(Accouplements : une rubrique où l’Oreille tendue s’amuse à mettre en vis-à-vis deux œuvres, ou plus, d’horizons éloignés.)
En 1933, Claude-Henri Grignon publie Un homme et son péché. Ce roman, devenu classique, a inscrit dans la conscience linguistique québécoise au moins deux expressions. Le personnage principal, Séraphin Poudrier, n’aime pas dépenser : dans le français québécois, on l’a déjà vu, un séraphin est un avare. Grignon a aussi popularisé une forme de juron, viande à chien.
Ajoutons à cette paire un mot utilisé pour critiquer Grignon : séraphinade.
Bouchard, Serge, Un café avec Marie, Montréal, Boréal, coll. «Papiers collés», 2021, 270 p.

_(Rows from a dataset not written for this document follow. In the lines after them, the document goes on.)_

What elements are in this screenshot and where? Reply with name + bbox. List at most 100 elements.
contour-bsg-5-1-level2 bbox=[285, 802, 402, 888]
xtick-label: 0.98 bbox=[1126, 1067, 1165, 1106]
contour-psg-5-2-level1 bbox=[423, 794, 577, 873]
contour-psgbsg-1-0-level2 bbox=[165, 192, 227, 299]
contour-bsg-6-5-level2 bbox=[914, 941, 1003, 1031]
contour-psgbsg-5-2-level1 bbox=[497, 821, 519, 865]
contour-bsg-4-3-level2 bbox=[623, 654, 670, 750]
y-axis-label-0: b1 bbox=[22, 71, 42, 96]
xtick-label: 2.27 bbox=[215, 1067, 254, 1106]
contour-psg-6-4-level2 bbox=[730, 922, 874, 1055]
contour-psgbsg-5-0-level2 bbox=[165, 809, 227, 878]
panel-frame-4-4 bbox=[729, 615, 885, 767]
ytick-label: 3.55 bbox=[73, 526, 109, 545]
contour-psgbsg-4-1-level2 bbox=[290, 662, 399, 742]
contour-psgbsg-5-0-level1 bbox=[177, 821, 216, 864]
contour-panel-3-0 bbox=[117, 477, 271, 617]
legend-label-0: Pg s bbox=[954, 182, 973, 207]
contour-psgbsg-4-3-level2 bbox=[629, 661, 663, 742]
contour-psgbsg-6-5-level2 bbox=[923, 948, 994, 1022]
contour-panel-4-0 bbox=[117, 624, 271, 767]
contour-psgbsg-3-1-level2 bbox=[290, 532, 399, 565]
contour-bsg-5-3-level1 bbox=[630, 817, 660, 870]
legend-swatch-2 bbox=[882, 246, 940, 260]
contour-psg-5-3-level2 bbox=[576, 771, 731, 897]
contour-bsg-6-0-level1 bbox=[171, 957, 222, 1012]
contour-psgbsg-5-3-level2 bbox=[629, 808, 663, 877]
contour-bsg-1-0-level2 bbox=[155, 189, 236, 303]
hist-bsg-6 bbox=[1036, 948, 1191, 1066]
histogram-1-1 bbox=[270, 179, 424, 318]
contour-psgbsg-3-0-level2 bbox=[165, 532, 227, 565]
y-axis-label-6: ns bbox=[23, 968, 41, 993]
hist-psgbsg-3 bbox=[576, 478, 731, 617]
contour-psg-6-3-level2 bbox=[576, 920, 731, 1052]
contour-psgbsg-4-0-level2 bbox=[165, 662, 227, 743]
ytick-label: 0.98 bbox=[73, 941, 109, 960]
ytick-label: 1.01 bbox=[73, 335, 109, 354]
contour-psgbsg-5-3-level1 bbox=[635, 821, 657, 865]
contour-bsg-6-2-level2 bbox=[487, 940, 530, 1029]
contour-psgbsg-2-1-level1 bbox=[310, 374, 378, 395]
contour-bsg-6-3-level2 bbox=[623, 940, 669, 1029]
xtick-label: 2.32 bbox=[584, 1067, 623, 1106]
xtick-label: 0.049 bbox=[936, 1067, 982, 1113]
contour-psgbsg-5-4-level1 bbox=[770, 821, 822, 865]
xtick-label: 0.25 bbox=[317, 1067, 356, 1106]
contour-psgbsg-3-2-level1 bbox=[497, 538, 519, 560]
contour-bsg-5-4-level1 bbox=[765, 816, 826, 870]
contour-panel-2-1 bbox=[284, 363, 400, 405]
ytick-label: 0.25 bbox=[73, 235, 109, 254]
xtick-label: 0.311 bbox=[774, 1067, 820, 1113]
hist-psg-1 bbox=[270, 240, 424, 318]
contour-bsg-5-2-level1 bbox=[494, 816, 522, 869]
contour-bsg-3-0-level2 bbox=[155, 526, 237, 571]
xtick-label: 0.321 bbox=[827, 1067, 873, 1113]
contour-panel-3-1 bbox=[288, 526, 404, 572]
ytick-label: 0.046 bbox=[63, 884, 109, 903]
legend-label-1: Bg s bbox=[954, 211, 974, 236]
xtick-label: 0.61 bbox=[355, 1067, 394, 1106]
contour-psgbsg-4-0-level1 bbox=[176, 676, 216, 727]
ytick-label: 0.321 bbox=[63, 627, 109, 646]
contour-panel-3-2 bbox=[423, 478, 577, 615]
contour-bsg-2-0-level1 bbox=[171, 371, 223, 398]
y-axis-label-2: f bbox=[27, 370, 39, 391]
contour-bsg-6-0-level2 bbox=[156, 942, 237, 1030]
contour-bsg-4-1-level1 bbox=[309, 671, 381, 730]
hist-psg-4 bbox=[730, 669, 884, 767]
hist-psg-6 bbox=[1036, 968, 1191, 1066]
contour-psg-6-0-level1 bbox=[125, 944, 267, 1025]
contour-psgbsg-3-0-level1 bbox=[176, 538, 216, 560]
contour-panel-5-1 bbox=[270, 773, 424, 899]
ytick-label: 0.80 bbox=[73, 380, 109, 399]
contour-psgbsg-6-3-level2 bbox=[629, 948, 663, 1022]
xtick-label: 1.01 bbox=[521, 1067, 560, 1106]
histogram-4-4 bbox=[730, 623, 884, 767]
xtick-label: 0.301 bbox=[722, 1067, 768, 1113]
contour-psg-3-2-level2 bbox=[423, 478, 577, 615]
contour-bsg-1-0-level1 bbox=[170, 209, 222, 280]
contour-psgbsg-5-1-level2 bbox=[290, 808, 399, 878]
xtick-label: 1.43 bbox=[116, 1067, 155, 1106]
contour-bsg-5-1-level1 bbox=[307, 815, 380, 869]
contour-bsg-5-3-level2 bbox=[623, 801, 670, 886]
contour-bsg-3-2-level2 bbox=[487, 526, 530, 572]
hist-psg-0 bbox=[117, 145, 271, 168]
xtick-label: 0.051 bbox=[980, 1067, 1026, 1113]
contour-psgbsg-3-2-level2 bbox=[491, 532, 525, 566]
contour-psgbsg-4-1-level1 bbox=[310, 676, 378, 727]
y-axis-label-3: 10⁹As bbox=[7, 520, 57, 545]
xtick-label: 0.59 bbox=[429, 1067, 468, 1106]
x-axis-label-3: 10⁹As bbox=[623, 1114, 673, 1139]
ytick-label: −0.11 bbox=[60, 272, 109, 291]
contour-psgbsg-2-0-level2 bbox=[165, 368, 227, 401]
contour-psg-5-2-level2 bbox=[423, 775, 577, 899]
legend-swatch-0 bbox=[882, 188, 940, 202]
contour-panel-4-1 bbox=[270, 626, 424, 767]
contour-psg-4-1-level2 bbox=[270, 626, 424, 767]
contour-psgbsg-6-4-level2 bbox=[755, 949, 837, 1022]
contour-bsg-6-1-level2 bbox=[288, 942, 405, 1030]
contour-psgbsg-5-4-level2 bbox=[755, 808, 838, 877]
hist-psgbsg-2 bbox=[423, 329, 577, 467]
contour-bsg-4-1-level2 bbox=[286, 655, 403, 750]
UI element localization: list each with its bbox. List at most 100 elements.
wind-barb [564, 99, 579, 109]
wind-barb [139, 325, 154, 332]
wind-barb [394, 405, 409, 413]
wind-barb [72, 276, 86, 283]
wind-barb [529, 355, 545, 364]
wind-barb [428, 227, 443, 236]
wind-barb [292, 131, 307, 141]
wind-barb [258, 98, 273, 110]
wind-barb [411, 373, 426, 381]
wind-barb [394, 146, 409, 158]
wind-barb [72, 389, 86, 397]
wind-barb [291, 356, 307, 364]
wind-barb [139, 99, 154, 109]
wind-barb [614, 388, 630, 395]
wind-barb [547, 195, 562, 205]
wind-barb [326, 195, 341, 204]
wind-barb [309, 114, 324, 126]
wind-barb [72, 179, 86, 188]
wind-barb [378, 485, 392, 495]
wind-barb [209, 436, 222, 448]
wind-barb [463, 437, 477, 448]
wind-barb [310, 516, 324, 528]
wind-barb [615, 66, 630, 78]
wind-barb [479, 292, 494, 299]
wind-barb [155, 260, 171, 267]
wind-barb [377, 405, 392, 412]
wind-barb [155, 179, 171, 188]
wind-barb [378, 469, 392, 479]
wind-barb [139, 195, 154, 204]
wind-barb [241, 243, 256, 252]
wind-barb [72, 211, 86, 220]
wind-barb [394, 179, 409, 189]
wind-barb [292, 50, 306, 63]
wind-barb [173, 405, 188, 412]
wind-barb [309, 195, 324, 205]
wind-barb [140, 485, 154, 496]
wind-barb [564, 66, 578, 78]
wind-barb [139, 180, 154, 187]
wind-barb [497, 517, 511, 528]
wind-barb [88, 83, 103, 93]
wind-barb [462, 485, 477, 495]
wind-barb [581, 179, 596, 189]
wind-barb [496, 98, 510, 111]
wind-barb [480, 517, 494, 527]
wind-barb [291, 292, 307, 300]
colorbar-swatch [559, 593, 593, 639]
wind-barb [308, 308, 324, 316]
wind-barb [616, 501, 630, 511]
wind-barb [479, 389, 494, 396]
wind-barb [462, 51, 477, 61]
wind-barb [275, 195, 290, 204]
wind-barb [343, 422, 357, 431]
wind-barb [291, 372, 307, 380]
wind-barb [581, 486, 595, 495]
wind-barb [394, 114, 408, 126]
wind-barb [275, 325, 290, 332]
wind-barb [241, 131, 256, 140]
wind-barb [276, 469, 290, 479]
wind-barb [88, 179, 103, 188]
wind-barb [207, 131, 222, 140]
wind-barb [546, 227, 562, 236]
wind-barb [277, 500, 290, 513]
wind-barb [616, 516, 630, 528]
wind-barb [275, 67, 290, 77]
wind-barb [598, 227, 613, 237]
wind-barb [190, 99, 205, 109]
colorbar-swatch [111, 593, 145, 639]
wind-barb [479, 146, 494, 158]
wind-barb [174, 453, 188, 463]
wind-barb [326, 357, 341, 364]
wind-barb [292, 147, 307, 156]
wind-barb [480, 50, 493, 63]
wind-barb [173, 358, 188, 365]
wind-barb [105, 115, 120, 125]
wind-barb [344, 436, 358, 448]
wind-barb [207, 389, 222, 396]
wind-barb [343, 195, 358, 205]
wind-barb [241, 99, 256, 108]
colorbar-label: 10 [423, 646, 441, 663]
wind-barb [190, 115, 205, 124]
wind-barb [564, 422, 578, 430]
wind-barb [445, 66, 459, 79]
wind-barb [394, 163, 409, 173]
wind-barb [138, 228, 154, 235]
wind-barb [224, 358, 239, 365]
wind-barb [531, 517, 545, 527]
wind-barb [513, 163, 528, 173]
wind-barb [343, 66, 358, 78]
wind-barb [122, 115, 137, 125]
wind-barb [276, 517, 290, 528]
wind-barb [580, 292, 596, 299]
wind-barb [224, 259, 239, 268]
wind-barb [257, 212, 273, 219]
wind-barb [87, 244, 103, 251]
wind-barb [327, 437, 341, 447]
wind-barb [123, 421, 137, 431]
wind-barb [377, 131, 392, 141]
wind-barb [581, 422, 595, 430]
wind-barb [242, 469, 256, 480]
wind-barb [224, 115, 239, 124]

«Le chanoine [Lionel Groulx] avait une peur bleue de l’Amérique et des Américains. Colons, habitants, anti-américains, nous nageons dans la soupe de Claude-Henri Grignon, dans les séraphinades de toutes les versions, censurées ou pas» (p. 37).
Voyer, Marie-Hélène, l’Habitude des ruines. Le sacre de l’oubli et de la laideur au Québec, Montréal, Lux éditeur, 2021, 211 p. Ill.
«Au Québec, en matière de culture, il semble que par ignorance ou incompréhension, on préfère pleurer sur le retrait d’un crucifix ou dénoncer la disparition du jambon dans la soupe aux pois d’une obscure cabane à sucre plutôt que de défendre la pérennité de nos œuvres d’art; tant que nos fèves au lard gardent leur lard et que les séraphinades de Claude-Henri Grignon tournent en boucle à la télé, notre culture restera protégée. Du moins, c’est l’illusion dont on se berce pour dormir en paix» (p. 130).
P.-S.—L’Oreille tendue a présenté le texte de Marie-Hélène le 6 janvier 2022.